The mechanic behind Pinterest is actually very similar to Twitter: users find something they like (or create it themselves via a blog or other outlet), then ‘pin’ a link to this item on their virtual pinboard. These boards can be named anything the user likes, and organised by theme. Some users may have a board called ‘Nice clothes’ which contains links to a number of products on other sites. Friends can see each other’s pinboards and explore the products and links at will, so if you want to share anything special with your friends like your best purchases, your best photos, your best products or your best charge cards, Pinterest is very useful in terms or sharing ideas and thoughts. This is the real beef of the service: link sharing. For corporate entities, there is a big opportunity here to make some real money and boost brand exposure. Pinterest features a feed, similar to other networks, which shows what friends have been pinning – so seeding a link into one of these feeds via a pinboard will be a likely objective for businesses.

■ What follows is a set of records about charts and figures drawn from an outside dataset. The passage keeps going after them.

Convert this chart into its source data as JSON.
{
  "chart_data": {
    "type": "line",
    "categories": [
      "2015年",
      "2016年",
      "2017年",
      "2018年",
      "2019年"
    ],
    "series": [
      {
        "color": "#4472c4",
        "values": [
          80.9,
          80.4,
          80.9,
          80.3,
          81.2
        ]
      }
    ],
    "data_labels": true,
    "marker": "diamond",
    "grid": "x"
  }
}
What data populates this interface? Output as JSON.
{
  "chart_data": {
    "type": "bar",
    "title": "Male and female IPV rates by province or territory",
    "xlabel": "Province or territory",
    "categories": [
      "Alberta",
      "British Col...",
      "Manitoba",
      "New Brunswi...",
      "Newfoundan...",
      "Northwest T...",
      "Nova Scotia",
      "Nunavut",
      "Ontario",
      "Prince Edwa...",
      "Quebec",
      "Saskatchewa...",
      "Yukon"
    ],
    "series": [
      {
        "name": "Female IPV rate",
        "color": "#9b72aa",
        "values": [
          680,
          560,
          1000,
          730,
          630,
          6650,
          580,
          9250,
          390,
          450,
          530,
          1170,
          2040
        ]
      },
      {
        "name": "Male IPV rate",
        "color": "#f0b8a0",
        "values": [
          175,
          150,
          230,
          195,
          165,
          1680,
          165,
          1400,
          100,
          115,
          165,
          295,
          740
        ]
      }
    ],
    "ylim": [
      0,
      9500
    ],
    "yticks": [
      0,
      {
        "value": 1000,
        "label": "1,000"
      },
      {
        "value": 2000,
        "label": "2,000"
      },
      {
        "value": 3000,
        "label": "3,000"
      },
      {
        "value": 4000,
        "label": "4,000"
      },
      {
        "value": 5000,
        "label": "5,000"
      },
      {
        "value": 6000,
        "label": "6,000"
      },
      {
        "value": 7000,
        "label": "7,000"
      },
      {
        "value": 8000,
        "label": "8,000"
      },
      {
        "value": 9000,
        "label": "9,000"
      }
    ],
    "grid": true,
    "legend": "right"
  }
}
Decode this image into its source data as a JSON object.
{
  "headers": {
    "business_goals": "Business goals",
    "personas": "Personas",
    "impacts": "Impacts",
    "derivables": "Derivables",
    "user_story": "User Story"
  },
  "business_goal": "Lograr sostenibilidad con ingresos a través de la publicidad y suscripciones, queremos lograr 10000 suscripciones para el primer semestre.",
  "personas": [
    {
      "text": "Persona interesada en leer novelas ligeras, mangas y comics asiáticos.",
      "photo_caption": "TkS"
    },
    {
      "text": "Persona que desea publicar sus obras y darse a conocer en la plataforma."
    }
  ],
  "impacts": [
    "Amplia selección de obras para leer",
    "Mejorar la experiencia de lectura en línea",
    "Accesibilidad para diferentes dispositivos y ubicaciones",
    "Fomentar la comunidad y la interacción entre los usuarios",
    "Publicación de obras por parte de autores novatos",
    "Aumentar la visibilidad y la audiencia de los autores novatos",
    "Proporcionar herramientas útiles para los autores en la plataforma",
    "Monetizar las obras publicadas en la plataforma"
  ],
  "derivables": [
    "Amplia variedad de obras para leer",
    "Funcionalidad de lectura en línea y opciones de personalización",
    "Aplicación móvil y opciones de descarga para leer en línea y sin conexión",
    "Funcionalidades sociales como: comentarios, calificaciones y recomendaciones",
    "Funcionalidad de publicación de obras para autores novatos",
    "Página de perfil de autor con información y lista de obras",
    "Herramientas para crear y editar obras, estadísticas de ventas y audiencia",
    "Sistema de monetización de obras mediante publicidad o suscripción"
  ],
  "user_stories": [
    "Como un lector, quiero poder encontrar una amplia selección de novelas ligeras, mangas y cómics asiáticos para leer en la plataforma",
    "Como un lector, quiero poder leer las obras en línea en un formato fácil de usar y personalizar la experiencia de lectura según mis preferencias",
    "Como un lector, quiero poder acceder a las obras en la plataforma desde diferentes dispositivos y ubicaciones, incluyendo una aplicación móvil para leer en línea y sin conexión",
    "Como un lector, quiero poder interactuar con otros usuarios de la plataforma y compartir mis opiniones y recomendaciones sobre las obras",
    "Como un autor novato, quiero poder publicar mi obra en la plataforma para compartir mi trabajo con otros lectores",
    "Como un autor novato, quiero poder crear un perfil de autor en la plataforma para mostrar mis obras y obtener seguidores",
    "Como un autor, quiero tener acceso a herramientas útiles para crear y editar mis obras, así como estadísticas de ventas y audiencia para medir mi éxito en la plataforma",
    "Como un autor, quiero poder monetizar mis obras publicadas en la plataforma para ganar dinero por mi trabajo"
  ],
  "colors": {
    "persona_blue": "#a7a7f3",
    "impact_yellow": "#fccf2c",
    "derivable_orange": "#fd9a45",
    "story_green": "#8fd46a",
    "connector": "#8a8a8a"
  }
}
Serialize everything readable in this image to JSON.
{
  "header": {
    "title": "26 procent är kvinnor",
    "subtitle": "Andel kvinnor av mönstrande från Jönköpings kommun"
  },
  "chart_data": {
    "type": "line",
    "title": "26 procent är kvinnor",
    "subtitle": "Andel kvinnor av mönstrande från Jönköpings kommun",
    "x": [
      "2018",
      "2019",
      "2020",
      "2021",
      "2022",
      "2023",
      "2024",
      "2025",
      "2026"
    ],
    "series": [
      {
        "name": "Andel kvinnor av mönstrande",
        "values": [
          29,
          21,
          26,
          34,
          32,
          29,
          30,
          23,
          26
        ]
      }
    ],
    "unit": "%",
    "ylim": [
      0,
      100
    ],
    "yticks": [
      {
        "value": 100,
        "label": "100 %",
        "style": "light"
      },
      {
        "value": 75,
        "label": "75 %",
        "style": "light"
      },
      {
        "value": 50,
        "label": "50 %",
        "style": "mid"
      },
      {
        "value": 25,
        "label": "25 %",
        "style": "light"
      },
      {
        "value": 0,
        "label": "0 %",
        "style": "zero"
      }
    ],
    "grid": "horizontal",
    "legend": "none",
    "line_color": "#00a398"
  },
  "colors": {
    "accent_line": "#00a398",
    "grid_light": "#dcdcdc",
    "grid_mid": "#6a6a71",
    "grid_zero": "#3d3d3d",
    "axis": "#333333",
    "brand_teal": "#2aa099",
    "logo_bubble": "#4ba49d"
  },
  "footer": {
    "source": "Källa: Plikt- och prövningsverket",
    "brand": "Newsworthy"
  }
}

Why Pinterest Matters to Users and Businesses:

It remains to be seen just how popular Pinterest will become. You only need to look at the example set by Google Plus to see how quickly initial enthusiasm can wane. The problems that Google Plus face may not be the same as Pinterest, but the principle objective is the same: find a way to keep users coming back to the site and use its features. Google’s fledgling site has suffered due to lack of promotion, but Pinterest is already becoming somewhat of a cult icon – most likely due to its viral spread. The reason the new network is of interest to users and businesses is because it offers a new way to share information over the web. Social bookmarking is nothing new, sites like Digg and Reddit have been enabling it for years, but Pinterest manages to blend services like that with the immediacy of Twitter – and it seems that’s what users have been looking for. As for how businesses can use Pinterest, it’s clear that having a product line shared on multiple pinboards can be a great traffic generator – so making it clear on a website that ‘pinning’ products is a good idea may be a solid first step.

The Bottom Line:

The future looks good for Pinterest. It still needs to find its feet in terms of making a profit, but that’s a natural hazard for all Social Networks. It’s already managed to secure tens of millions of users, and is now in the ‘danger zone’, in that it needs to capitalise on its gains. One thing’s for sure: the world will be watching Pinterest very closely; it may not be much longer that we’ll all be pinning our favourite links rather than simply Facebooking or Tweeting them.